Personal information
- Full name: Aleksandr Shilin
- National team: Kyrgyzstan Russia
- Born: 2 February 1976 (age 50) Leningrad, Russian SFSR, Soviet Union
- Height: 1.82 m (6 ft 0 in)
- Weight: 73 kg (161 lb)

Sport
- Sport: Swimming
- Strokes: Freestyle, backstroke

= Aleksandr Shilin =

Russian-Kyrgyzstani swimmer

Aleksandr Shilin (Александр Шилин; born February 2, 1976) is a Russian-born Kyrgyzstani former swimmer, who specialized in middle-distance freestyle and sprint backstroke events. He represented his adopted nation Kyrgyzstan at the 2000 Summer Olympics, and posted top-ten times in 50 m backstroke from the European and Russian Swimming Masters.

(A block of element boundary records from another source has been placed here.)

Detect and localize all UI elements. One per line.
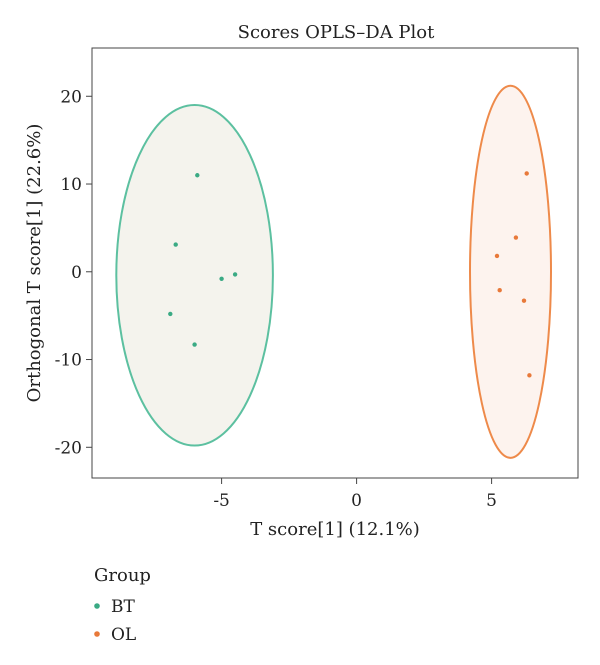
point-ol-2 <box>513 235 519 240</box>
chart-title: Scores OPLS–DA Plot <box>238 22 435 43</box>
legend: Group BT OL <box>94 565 151 645</box>
y-tick-label: 20 <box>60 87 82 107</box>
point-bt-5 <box>168 311 173 317</box>
point-ol-3 <box>494 253 500 259</box>
x-tick-label: -5 <box>213 491 230 511</box>
y-axis-label: Orthogonal T score[1] (22.6%) <box>24 124 45 403</box>
confidence-ellipse-bt <box>115 104 274 447</box>
legend-label-ol: OL <box>111 625 136 645</box>
confidence-ellipse-ol <box>469 84 552 459</box>
legend-marker-ol <box>94 631 100 637</box>
y-tick-label: 0 <box>71 263 82 283</box>
y-tick-label: 10 <box>60 175 82 195</box>
point-ol-4 <box>497 288 502 293</box>
point-bt-6 <box>192 342 197 347</box>
legend-label-bt: BT <box>111 597 135 617</box>
x-tick-label: 5 <box>486 491 497 511</box>
point-bt-1 <box>195 173 200 178</box>
point-bt-2 <box>173 242 178 247</box>
point-ol-1 <box>524 171 529 176</box>
point-ol-6 <box>527 373 532 378</box>
x-tick-label: 0 <box>351 491 362 511</box>
legend-title: Group <box>94 565 151 586</box>
x-axis-label: T score[1] (12.1%) <box>250 519 420 540</box>
point-bt-3 <box>219 276 224 281</box>
y-tick-label: -10 <box>55 351 82 371</box>
legend-marker-bt <box>94 603 100 609</box>
y-tick-label: -20 <box>55 438 82 458</box>
point-bt-4 <box>232 272 238 277</box>
point-ol-5 <box>521 298 527 303</box>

Shilin competed in two relay swimming events at the 2000 Summer Olympics in Sydney. On the fourth day of the Games, Shilin, along with Andrei Pakin, Ivan Ivanov, and Dmitri Kuzmin, were disqualified from heat one for an early takeoff during the lead-off leg. Three days later, in the 4×100 m medley relay, Shilin teamed up with Russian imports Alexander Tkachev, Konstantin Ushkov, and Sergey Ashihmin. Leading off the backstroke leg in the same heat, he recorded a split of 57.88, but a diverse Kyrgyzstan team settled for seventh place and nineteenth overall in a final time of 3:46.70.